Remember that billion heartbeat limit that seems to confine all mammals, from shrews to giraffes? It’s a pretty neat correlation, till you ponder the chief exception.
 
Us. Most mammals our size and weight are already fading by age twenty, when humans are just hitting their stride. By eighty, we’ve had about three billion heartbeats! Quite a bonus. How did we get lucky?
 

Mice and elephants only get 1 billion heartbeats. David Brin gets 3 billion.

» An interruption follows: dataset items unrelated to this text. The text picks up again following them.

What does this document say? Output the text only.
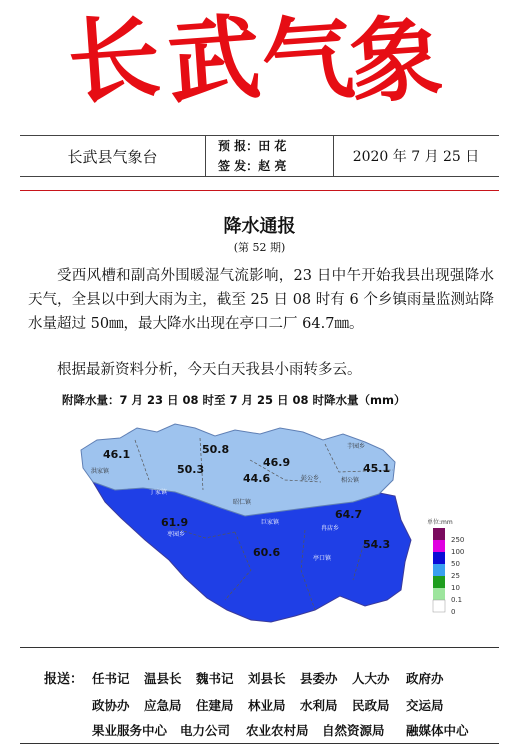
长 武
气
象
长武县气象台
预 报：田 花
签 发：赵 亮
2020 年 7 月 25 日
降水通报
(第 52 期)

受西风槽和副高外围暖湿气流影响，23 日中午开始我县出现强降水天气，全县以中到大雨为主，截至 25 日 08 时有 6 个乡镇雨量监测站降水量超过 50㎜，最大降水出现在亭口二厂 64.7㎜。

根据最新资料分析，今天白天我县小雨转多云。

附降水量：7 月 23 日 08 时至 7 月 25 日 08 时降水量（mm）
46.1	50.8
50.3
46.9	45.1
44.6
64.7
61.9
60.6
54.3
洪家镇
彭公乡
丁家镇
昭仁镇
相公镇
芋园乡
亭口镇
枣园乡
巨家镇
冉店乡
单位:mm
250
100
50
25
10
0.1
0
报送： 任书记 温县长 魏书记 刘县长 县委办 人大办 政府办
政协办 应急局 住建局 林业局 水利局 民政局 交运局
果业服务中心 电力公司 农业农村局 自然资源局 融媒体中心
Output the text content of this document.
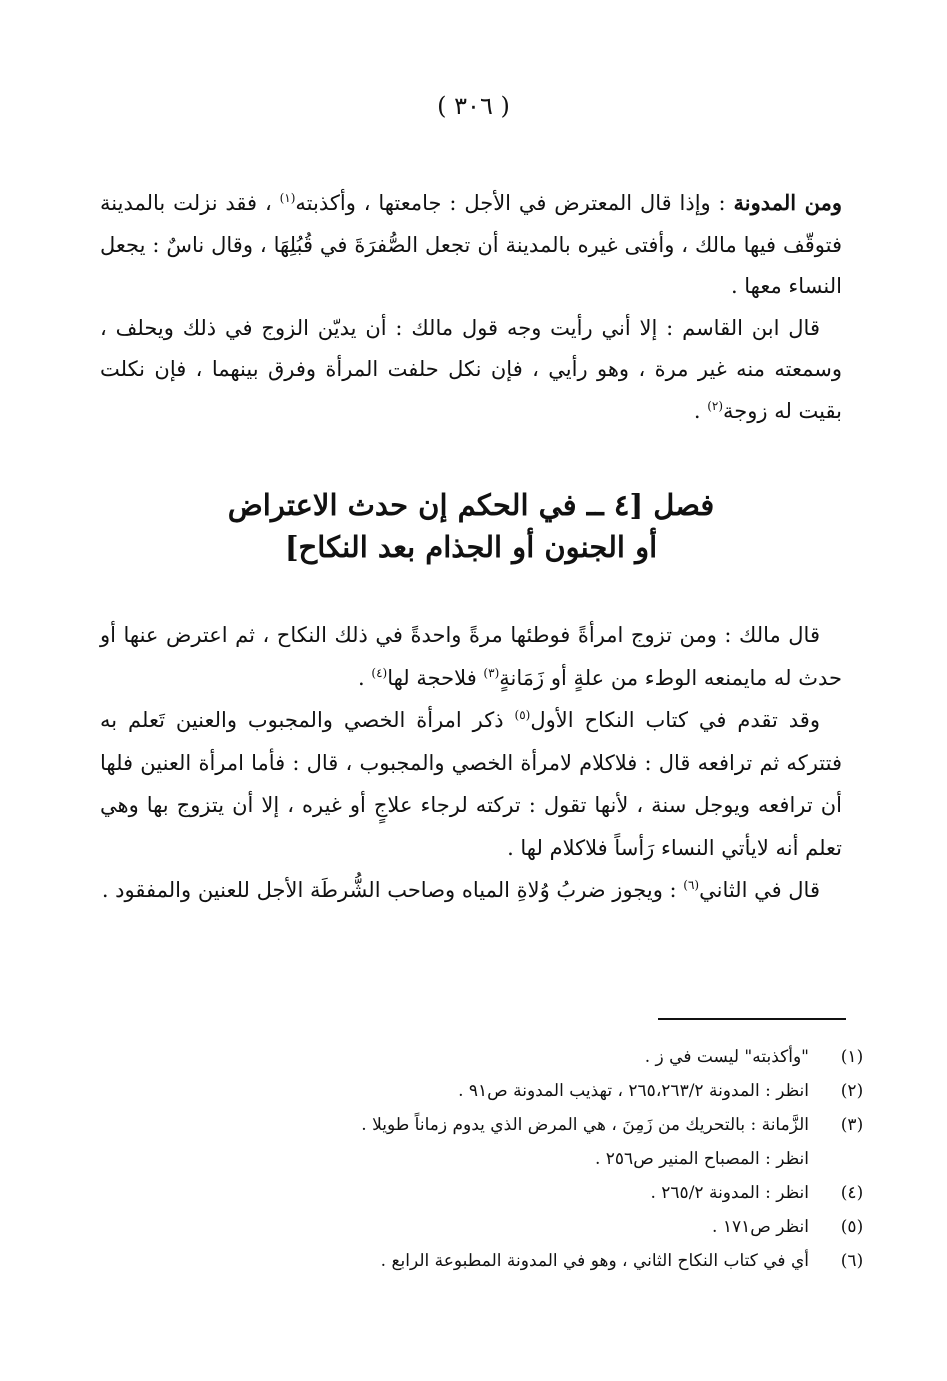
( ٣٠٦ )

ومن المدونة : وإذا قال المعترض في الأجل : جامعتها ، وأكذبته$^{(١)}$ ، فقد نزلت بالمدينة فتوقّف فيها مالك ، وأفتى غيره بالمدينة أن تجعل الصُّفرَةَ في قُبُلِهَا ، وقال ناسٌ : يجعل النساء معها .

قال ابن القاسم : إلا أني رأيت وجه قول مالك : أن يديّن الزوج في ذلك ويحلف ، وسمعته منه غير مرة ، وهو رأيي ، فإن نكل حلفت المرأة وفرق بينهما ، فإن نكلت بقيت له زوجة$^{(٢)}$ .

فصل [٤ ــ في الحكم إن حدث الاعتراض
أو الجنون أو الجذام بعد النكاح]

قال مالك : ومن تزوج امرأةً فوطئها مرةً واحدةً في ذلك النكاح ، ثم اعترض عنها أو حدث له مايمنعه الوطء من علةٍ أو زَمَانةٍ$^{(٣)}$ فلاحجة لها$^{(٤)}$ .

وقد تقدم في كتاب النكاح الأول$^{(٥)}$ ذكر امرأة الخصي والمجبوب والعنين تَعلم به فتتركه ثم ترافعه قال : فلاكلام لامرأة الخصي والمجبوب ، قال : فأما امرأة العنين فلها أن ترافعه ويوجل سنة ، لأنها تقول : تركته لرجاء علاجٍ أو غيره ، إلا أن يتزوج بها وهي تعلم أنه لايأتي النساء رَأساً فلاكلام لها .

قال في الثاني$^{(٦)}$ : ويجوز ضربُ وُلاةِ المياه وصاحب الشُّرطَة الأجل للعنين والمفقود .

(١)
"وأكذبته" ليست في ز .
(٢)
انظر : المدونة ٢٦٥،٢٦٣/٢ ، تهذيب المدونة ص٩١ .
(٣)
الزَّمانة : بالتحريك من زَمِنَ ، هي المرض الذي يدوم زماناً طويلا .
انظر : المصباح المنير ص٢٥٦ .
(٤)
انظر : المدونة ٢٦٥/٢ .
(٥)
انظر ص١٧١ .
(٦)
أي في كتاب النكاح الثاني ، وهو في المدونة المطبوعة الرابع .
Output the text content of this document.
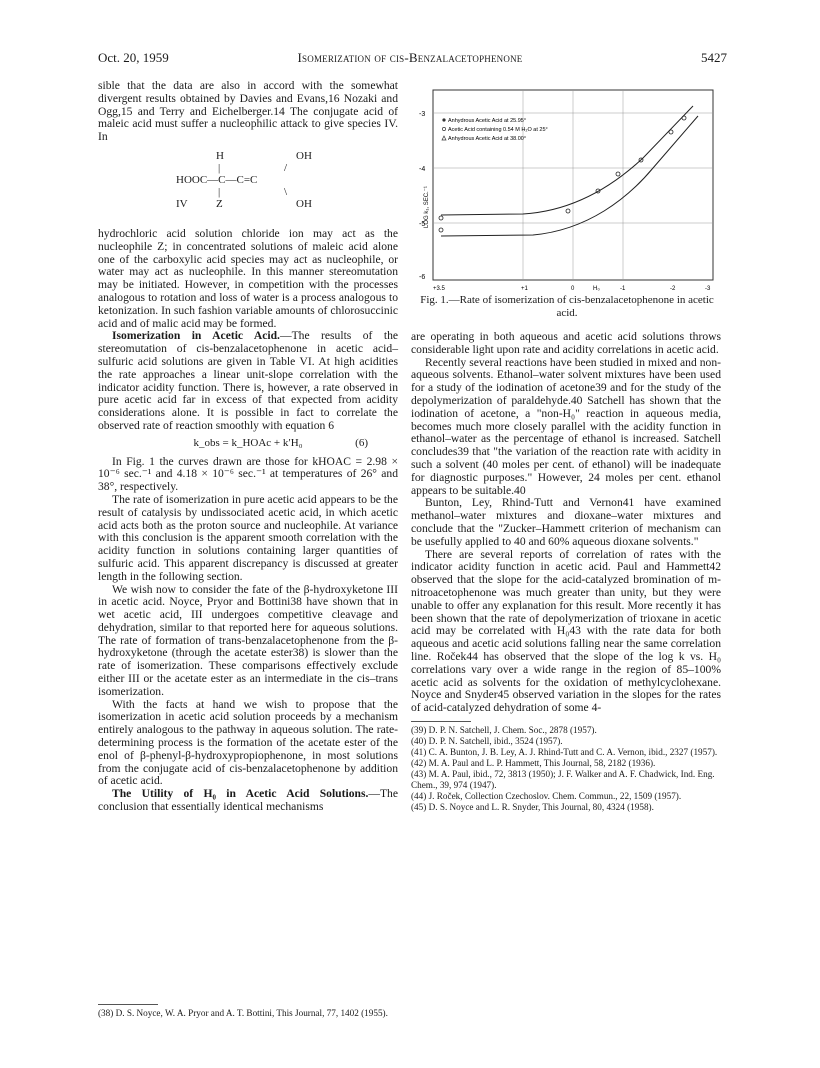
Oct. 20, 1959	Isomerization of cis-Benzalacetophenone	5427

sible that the data are also in accord with the somewhat divergent results obtained by Davies and Evans,16 Nozaki and Ogg,15 and Terry and Eichelberger.14 The conjugate acid of maleic acid must suffer a nucleophilic attack to give species IV. In

H	OH
|	/
HOOC—C—C=C
|	\
IV	Z	OH

hydrochloric acid solution chloride ion may act as the nucleophile Z; in concentrated solutions of maleic acid alone one of the carboxylic acid species may act as nucleophile, or water may act as nucleophile. In this manner stereomutation may be initiated. However, in competition with the processes analogous to rotation and loss of water is a process analogous to ketonization. In such fashion variable amounts of chlorosuccinic acid and of malic acid may be formed.

Isomerization in Acetic Acid.—The results of the stereomutation of cis-benzalacetophenone in acetic acid–sulfuric acid solutions are given in Table VI. At high acidities the rate approaches a linear unit-slope correlation with the indicator acidity function. There is, however, a rate observed in pure acetic acid far in excess of that expected from acidity considerations alone. It is possible in fact to correlate the observed rate of reaction smoothly with equation 6

k_obs = k_HOAc + k′H₀	(6)

In Fig. 1 the curves drawn are those for kHOAC = 2.98 × 10⁻⁶ sec.⁻¹ and 4.18 × 10⁻⁶ sec.⁻¹ at temperatures of 26° and 38°, respectively.

The rate of isomerization in pure acetic acid appears to be the result of catalysis by undissociated acetic acid, in which acetic acid acts both as the proton source and nucleophile. At variance with this conclusion is the apparent smooth correlation with the acidity function in solutions containing larger quantities of sulfuric acid. This apparent discrepancy is discussed at greater length in the following section.

We wish now to consider the fate of the β-hydroxyketone III in acetic acid. Noyce, Pryor and Bottini38 have shown that in wet acetic acid, III undergoes competitive cleavage and dehydration, similar to that reported here for aqueous solutions. The rate of formation of trans-benzalacetophenone from the β-hydroxyketone (through the acetate ester38) is slower than the rate of isomerization. These comparisons effectively exclude either III or the acetate ester as an intermediate in the cis–trans isomerization.

With the facts at hand we wish to propose that the isomerization in acetic acid solution proceeds by a mechanism entirely analogous to the pathway in aqueous solution. The rate-determining process is the formation of the acetate ester of the enol of β-phenyl-β-hydroxypropiophenone, in most solutions from the conjugate acid of cis-benzalacetophenone by addition of acetic acid.

The Utility of H₀ in Acetic Acid Solutions.—The conclusion that essentially identical mechanisms

(38) D. S. Noyce, W. A. Pryor and A. T. Bottini, This Journal, 77, 1402 (1955).
-3
-4
-5
-6
+3.5	+1	0	H₀	-1	-2	-3
LOG k₁, SEC.⁻¹
Anhydrous Acetic Acid at 25.95°
Acetic Acid containing 0.54 M H₂O at 25°
Anhydrous Acetic Acid at 38.00°
Fig. 1.—Rate of isomerization of cis-benzalacetophenone in acetic acid.

are operating in both aqueous and acetic acid solutions throws considerable light upon rate and acidity correlations in acetic acid.

Recently several reactions have been studied in mixed and non-aqueous solvents. Ethanol–water solvent mixtures have been used for a study of the iodination of acetone39 and for the study of the depolymerization of paraldehyde.40 Satchell has shown that the iodination of acetone, a "non-H₀" reaction in aqueous media, becomes much more closely parallel with the acidity function in ethanol–water as the percentage of ethanol is increased. Satchell concludes39 that "the variation of the reaction rate with acidity in such a solvent (40 moles per cent. of ethanol) will be inadequate for diagnostic purposes." However, 24 moles per cent. ethanol appears to be suitable.40

Bunton, Ley, Rhind-Tutt and Vernon41 have examined methanol–water mixtures and dioxane–water mixtures and conclude that the "Zucker–Hammett criterion of mechanism can be usefully applied to 40 and 60% aqueous dioxane solvents."

There are several reports of correlation of rates with the indicator acidity function in acetic acid. Paul and Hammett42 observed that the slope for the acid-catalyzed bromination of m-nitroacetophenone was much greater than unity, but they were unable to offer any explanation for this result. More recently it has been shown that the rate of depolymerization of trioxane in acetic acid may be correlated with H₀43 with the rate data for both aqueous and acetic acid solutions falling near the same correlation line. Roček44 has observed that the slope of the log k vs. H₀ correlations vary over a wide range in the region of 85–100% acetic acid as solvents for the oxidation of methylcyclohexane. Noyce and Snyder45 observed variation in the slopes for the rates of acid-catalyzed dehydration of some 4-

(39) D. P. N. Satchell, J. Chem. Soc., 2878 (1957).
(40) D. P. N. Satchell, ibid., 3524 (1957).
(41) C. A. Bunton, J. B. Ley, A. J. Rhind-Tutt and C. A. Vernon, ibid., 2327 (1957).
(42) M. A. Paul and L. P. Hammett, This Journal, 58, 2182 (1936).
(43) M. A. Paul, ibid., 72, 3813 (1950); J. F. Walker and A. F. Chadwick, Ind. Eng. Chem., 39, 974 (1947).
(44) J. Roček, Collection Czechoslov. Chem. Commun., 22, 1509 (1957).
(45) D. S. Noyce and L. R. Snyder, This Journal, 80, 4324 (1958).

Biologists figure our evolving ancestors needed drastically extended lifespans, once humans came to rely on learning rather than instinct to create adaptable, tool-using societies. Two decades weren’t enough for a man or woman to amass expertise, or pass complex culture to new generations. We had to live longer. Chimps and other apes share some of this lifespan bonus, getting about half as many extra heartbeats. So the adjustment must have begun millions of years ago.
 
Evolution has already slowed human ageing. In becoming mammalian Methuselahs, we’ve probably incorporated all the easy stuff, including the chemical effects that researchers recently stimulated in mice, through caloric restriction.
 
I’d rather lose this bet! I’m more hungry for years than fatty foods. But alas, it seems that little more longevity will be achieved by simple asceticism, or by pharmaceutically simulating drastic life style adjustments. Good diet and exercise may help more of us get our programmed eighty or ninety years. But to gain a lot more — the same doubling that we see in hungry mice — we’ll have to work harder. It may require deciphering every part of life’s blueprint, a project taking generations.
 
Disappointed? Well, be grateful for the triple heartbeat bonus you already get. And work for the next generation. They have always been the true immortality.